Pour faire face à ces nombreux défis, l’Anaser, engagée dans le cadre de la sécurisation de nos routes, conjointement avec les unités motocyclistes de la gendarmerie, la Jeune chambre internationale de Moribabougou, les syndicats de chauffeurs et les collectivités, a organisé les vendredi et samedi derniers une vaste campagne de sensibilisation à l’endroit des usagers et riverains de cet axe stratégique pour la ville de Bamako.

Le but de la mission était d’impliquer en plus des responsables syndicaux des chauffeurs, les usagers et les riverains afin de changer positivement les comportements de l’ensemble des usagers de l’axe routier Bamako-Koulikoro. Cette activité s’inscrit dans le cadre de la mise en œuvre des instructions et orientations du ministre des Transports et de la Mobilité urbaine, Ibrahima Abdoul Ly.

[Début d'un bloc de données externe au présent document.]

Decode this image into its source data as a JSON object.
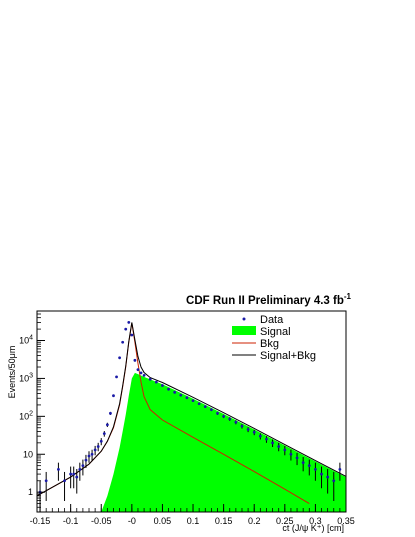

Le maire de Moribabougou, Diarrah Diarra, hôte de l’événement, a pointé du doigt l’excès de vitesse comme principale cause des accidents de l’axe Bamako-Koulikoro ainsi que la méconnaissance du code de la route. Des propos confirmés par certains conducteurs routiers traqués par la patrouille pour excès de vitesse qui ne savaient pas les vitesses maximales à respecter, soit 50 km/h en agglomération et 90 km/h en rase-campagne. Des dizaines de cas d’excès de vitesses ont été sanctionnés par les gendarmes.

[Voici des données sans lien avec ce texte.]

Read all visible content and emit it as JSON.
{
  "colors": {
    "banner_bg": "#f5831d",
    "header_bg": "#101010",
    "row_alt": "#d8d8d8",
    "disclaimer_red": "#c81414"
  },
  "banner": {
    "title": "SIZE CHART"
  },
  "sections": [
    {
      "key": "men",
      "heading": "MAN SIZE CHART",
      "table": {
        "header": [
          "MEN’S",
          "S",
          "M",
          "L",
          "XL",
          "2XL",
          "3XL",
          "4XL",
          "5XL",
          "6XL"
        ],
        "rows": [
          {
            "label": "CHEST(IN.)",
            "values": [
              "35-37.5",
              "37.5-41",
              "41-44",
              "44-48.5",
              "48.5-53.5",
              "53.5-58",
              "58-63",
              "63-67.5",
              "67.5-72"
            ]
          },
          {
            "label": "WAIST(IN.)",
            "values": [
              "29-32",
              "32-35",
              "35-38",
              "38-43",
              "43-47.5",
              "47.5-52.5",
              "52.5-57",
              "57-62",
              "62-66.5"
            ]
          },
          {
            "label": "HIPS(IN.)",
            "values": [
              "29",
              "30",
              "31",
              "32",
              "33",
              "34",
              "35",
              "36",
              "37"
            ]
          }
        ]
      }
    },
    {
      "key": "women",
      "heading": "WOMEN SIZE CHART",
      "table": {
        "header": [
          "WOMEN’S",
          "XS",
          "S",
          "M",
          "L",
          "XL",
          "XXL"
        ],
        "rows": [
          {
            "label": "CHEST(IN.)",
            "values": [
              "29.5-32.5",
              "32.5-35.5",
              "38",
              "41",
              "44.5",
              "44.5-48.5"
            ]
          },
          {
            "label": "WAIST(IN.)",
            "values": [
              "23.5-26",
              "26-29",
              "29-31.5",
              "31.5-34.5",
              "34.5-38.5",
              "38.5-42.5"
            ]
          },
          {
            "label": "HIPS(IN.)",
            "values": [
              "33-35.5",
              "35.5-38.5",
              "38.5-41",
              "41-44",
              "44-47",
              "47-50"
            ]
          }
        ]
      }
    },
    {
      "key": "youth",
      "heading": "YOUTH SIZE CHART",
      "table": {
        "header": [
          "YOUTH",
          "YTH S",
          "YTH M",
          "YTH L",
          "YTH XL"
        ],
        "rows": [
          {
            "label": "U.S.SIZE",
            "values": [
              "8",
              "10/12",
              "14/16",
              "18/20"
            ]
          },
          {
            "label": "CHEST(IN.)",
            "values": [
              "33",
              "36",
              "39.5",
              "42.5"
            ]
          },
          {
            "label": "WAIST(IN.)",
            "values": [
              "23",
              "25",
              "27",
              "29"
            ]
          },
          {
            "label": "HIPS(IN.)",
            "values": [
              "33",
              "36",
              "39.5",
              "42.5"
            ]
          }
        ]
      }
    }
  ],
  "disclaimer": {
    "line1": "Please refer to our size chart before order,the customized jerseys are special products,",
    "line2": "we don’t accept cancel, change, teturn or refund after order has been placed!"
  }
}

Les riverains s’inquiètent de l’explosion du nombre d’accidents sur cet axe. “Pas plus tard que ce matin (vendredi dernier), le conducteur d’une benne a perdu le contrôle de son engin pour aller le loger dans un restaurant. Plus de peur que de mal, les clients n’étaient pas encore au rendez- vous”, un riverain très remonté, dixit.

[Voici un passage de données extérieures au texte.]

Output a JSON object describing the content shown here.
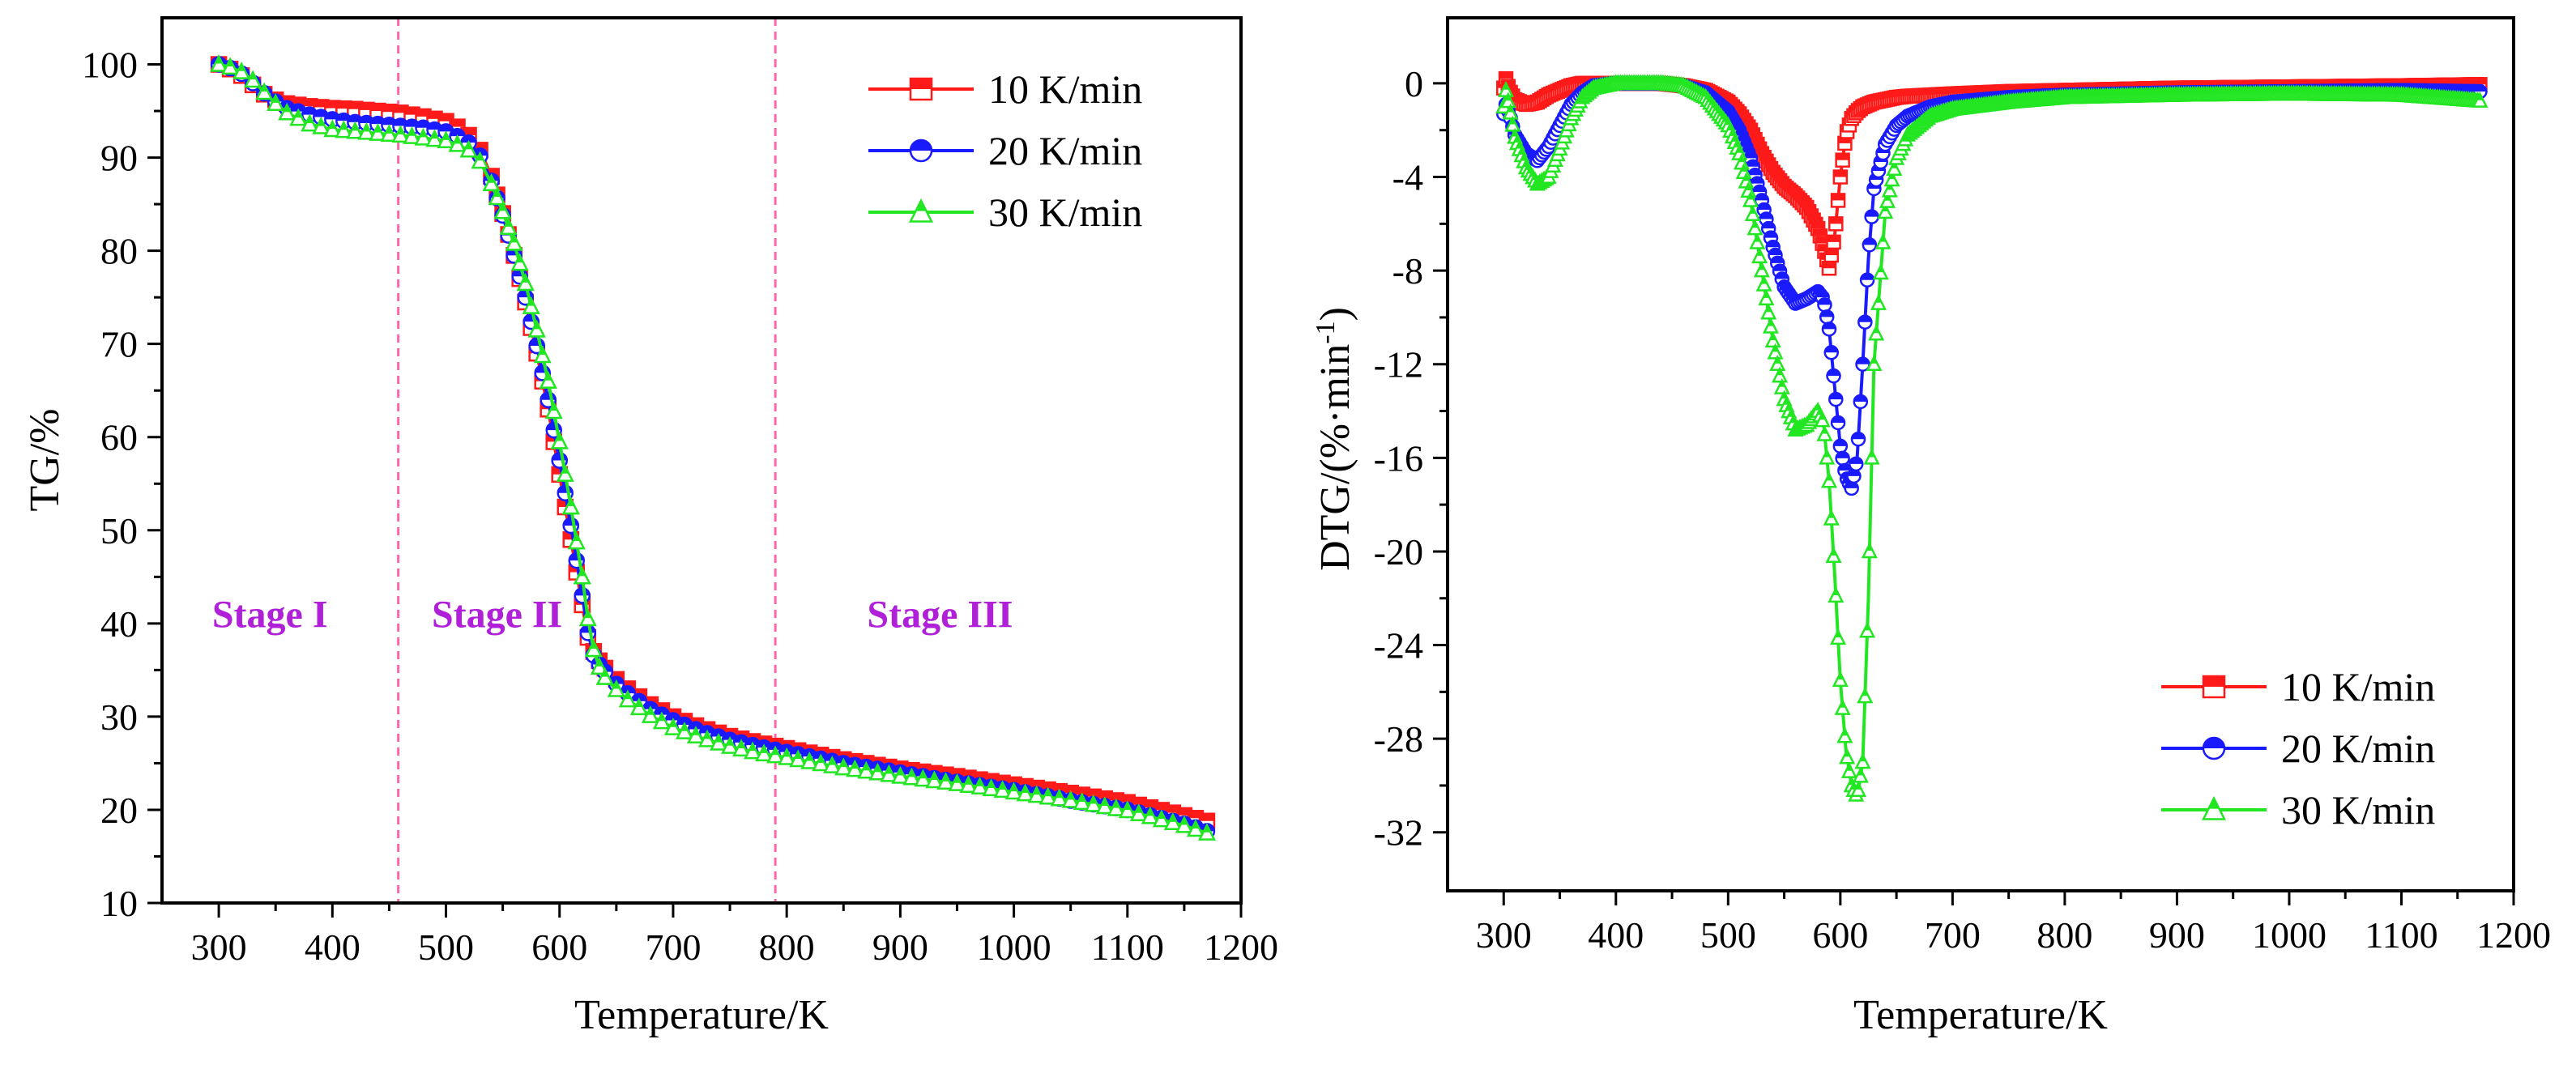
{
  "colors": {
    "series_10": "#ff1a1a",
    "series_20": "#1a1aff",
    "series_30": "#22e622",
    "stage_line": "#ff66aa",
    "stage_text": "#b020d8"
  },
  "chart_data": [
    {
      "id": "tg",
      "type": "line",
      "title": "",
      "xlabel": "Temperature/K",
      "ylabel": "TG/%",
      "xlim": [
        250,
        1200
      ],
      "ylim": [
        10,
        105
      ],
      "xticks": [
        300,
        400,
        500,
        600,
        700,
        800,
        900,
        1000,
        1100,
        1200
      ],
      "yticks": [
        10,
        20,
        30,
        40,
        50,
        60,
        70,
        80,
        90,
        100
      ],
      "legend_position": "top-right",
      "stage_boundaries": [
        458,
        790
      ],
      "stage_labels": [
        {
          "text": "Stage I",
          "x": 345,
          "y": 41
        },
        {
          "text": "Stage II",
          "x": 545,
          "y": 41
        },
        {
          "text": "Stage III",
          "x": 935,
          "y": 41
        }
      ],
      "x": [
        300,
        310,
        320,
        330,
        340,
        350,
        360,
        380,
        400,
        420,
        440,
        460,
        480,
        500,
        510,
        520,
        530,
        540,
        550,
        560,
        570,
        580,
        590,
        600,
        610,
        620,
        625,
        630,
        635,
        640,
        650,
        660,
        680,
        700,
        725,
        750,
        775,
        800,
        850,
        900,
        950,
        1000,
        1050,
        1100,
        1150,
        1170
      ],
      "series": [
        {
          "name": "10 K/min",
          "marker": "square-half",
          "values": [
            100,
            99.5,
            98.8,
            97.8,
            96.8,
            96.2,
            95.8,
            95.5,
            95.3,
            95.2,
            95.0,
            94.8,
            94.4,
            93.9,
            93.3,
            92.4,
            90.8,
            88.0,
            84.0,
            79.5,
            74.5,
            69.0,
            63.0,
            56.0,
            49.0,
            42.0,
            38.5,
            37.0,
            36.0,
            35.2,
            34.0,
            33.0,
            31.3,
            30.0,
            28.8,
            27.9,
            27.2,
            26.6,
            25.4,
            24.4,
            23.6,
            22.7,
            21.8,
            20.8,
            19.4,
            18.8
          ]
        },
        {
          "name": "20 K/min",
          "marker": "circle-half",
          "values": [
            100,
            99.6,
            99.0,
            98.0,
            96.9,
            96.0,
            95.3,
            94.6,
            94.1,
            93.8,
            93.6,
            93.4,
            93.2,
            92.8,
            92.3,
            91.6,
            90.2,
            87.5,
            83.8,
            79.5,
            75.0,
            69.8,
            64.0,
            57.5,
            50.5,
            43.0,
            39.0,
            36.6,
            35.6,
            34.8,
            33.5,
            32.5,
            30.8,
            29.6,
            28.4,
            27.5,
            26.8,
            26.2,
            25.0,
            24.0,
            23.0,
            22.1,
            21.0,
            20.0,
            18.5,
            17.7
          ]
        },
        {
          "name": "30 K/min",
          "marker": "triangle-half",
          "values": [
            100,
            99.7,
            99.2,
            98.3,
            97.0,
            95.8,
            94.8,
            93.6,
            93.0,
            92.8,
            92.6,
            92.4,
            92.1,
            91.8,
            91.4,
            90.8,
            89.6,
            87.2,
            84.2,
            80.8,
            76.5,
            71.5,
            66.0,
            59.5,
            52.5,
            45.0,
            40.5,
            37.2,
            35.3,
            34.2,
            32.9,
            31.8,
            30.1,
            28.8,
            27.7,
            26.8,
            26.1,
            25.6,
            24.5,
            23.6,
            22.8,
            21.9,
            21.0,
            19.9,
            18.3,
            17.5
          ]
        }
      ]
    },
    {
      "id": "dtg",
      "type": "line",
      "title": "",
      "xlabel": "Temperature/K",
      "ylabel": "DTG/(%·min-1)",
      "ylabel_parts": [
        "DTG/(%·min",
        "-1",
        ")"
      ],
      "xlim": [
        250,
        1200
      ],
      "ylim": [
        -34.5,
        2.8
      ],
      "xticks": [
        300,
        400,
        500,
        600,
        700,
        800,
        900,
        1000,
        1100,
        1200
      ],
      "yticks": [
        0,
        -4,
        -8,
        -12,
        -16,
        -20,
        -24,
        -28,
        -32
      ],
      "ytick_labels": [
        "0",
        "-4",
        "-8",
        "-12",
        "-16",
        "-20",
        "-24",
        "-28",
        "-32"
      ],
      "legend_position": "bottom-right",
      "x": [
        300,
        302,
        305,
        310,
        320,
        330,
        340,
        350,
        360,
        370,
        380,
        400,
        420,
        440,
        460,
        480,
        500,
        510,
        520,
        530,
        540,
        550,
        560,
        570,
        580,
        585,
        590,
        595,
        600,
        605,
        610,
        615,
        620,
        625,
        630,
        640,
        650,
        660,
        680,
        700,
        750,
        800,
        900,
        1000,
        1100,
        1170
      ],
      "series": [
        {
          "name": "10 K/min",
          "marker": "square-half",
          "values": [
            -0.2,
            0.2,
            -0.3,
            -0.7,
            -0.9,
            -0.8,
            -0.5,
            -0.3,
            -0.1,
            0.0,
            0.0,
            0.0,
            0.0,
            0.0,
            -0.1,
            -0.3,
            -0.8,
            -1.3,
            -2.0,
            -3.0,
            -3.8,
            -4.4,
            -4.8,
            -5.3,
            -6.2,
            -7.0,
            -7.9,
            -6.5,
            -4.0,
            -2.2,
            -1.5,
            -1.2,
            -1.0,
            -0.9,
            -0.8,
            -0.7,
            -0.6,
            -0.55,
            -0.5,
            -0.45,
            -0.35,
            -0.3,
            -0.2,
            -0.15,
            -0.1,
            -0.05
          ]
        },
        {
          "name": "20 K/min",
          "marker": "circle-half",
          "values": [
            -1.3,
            -0.9,
            -1.3,
            -2.2,
            -3.0,
            -3.3,
            -2.7,
            -1.8,
            -0.9,
            -0.4,
            -0.1,
            0.0,
            0.0,
            0.0,
            -0.1,
            -0.4,
            -1.2,
            -2.0,
            -3.2,
            -5.0,
            -7.0,
            -8.7,
            -9.4,
            -9.2,
            -8.9,
            -9.2,
            -10.5,
            -13.0,
            -15.5,
            -16.8,
            -17.3,
            -16.0,
            -12.0,
            -7.5,
            -4.5,
            -2.6,
            -1.8,
            -1.4,
            -1.0,
            -0.8,
            -0.6,
            -0.5,
            -0.4,
            -0.35,
            -0.3,
            -0.35
          ]
        },
        {
          "name": "30 K/min",
          "marker": "triangle-half",
          "values": [
            -1.0,
            -0.3,
            -1.0,
            -2.3,
            -3.6,
            -4.3,
            -4.0,
            -2.8,
            -1.5,
            -0.6,
            -0.2,
            0.0,
            0.0,
            0.0,
            -0.1,
            -0.6,
            -1.8,
            -3.0,
            -5.0,
            -8.0,
            -11.0,
            -13.5,
            -14.8,
            -14.6,
            -14.0,
            -14.5,
            -17.0,
            -21.0,
            -25.5,
            -28.5,
            -30.0,
            -30.5,
            -29.0,
            -22.0,
            -12.0,
            -5.5,
            -3.2,
            -2.2,
            -1.4,
            -1.1,
            -0.8,
            -0.6,
            -0.5,
            -0.45,
            -0.5,
            -0.75
          ]
        }
      ]
    }
  ]
}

Le directeur général de l’Anaser, le chef d’escadron Mamadou Sidiki Konaté, a invité les syndicats des chauffeurs à mieux sécuriser les chargements pour que le sable ne se déverse sur la chaussée. “Un risque potentiel d’accident de la route, surtout en cette période de pluie”, a indiqué M. Konaté.

Il a déconseillé l’occupation des trottoirs de la chaussée aux populations riveraines, surtout au niveau du marché de Moribabougou où certains vendeurs n’hésitent pas à étaler leurs marchandises sur le trottoir. Il a conseillé aux piétons de n’emprunter que les accotements qui leur sont réservés et la vigilance lors de la traversée de la route.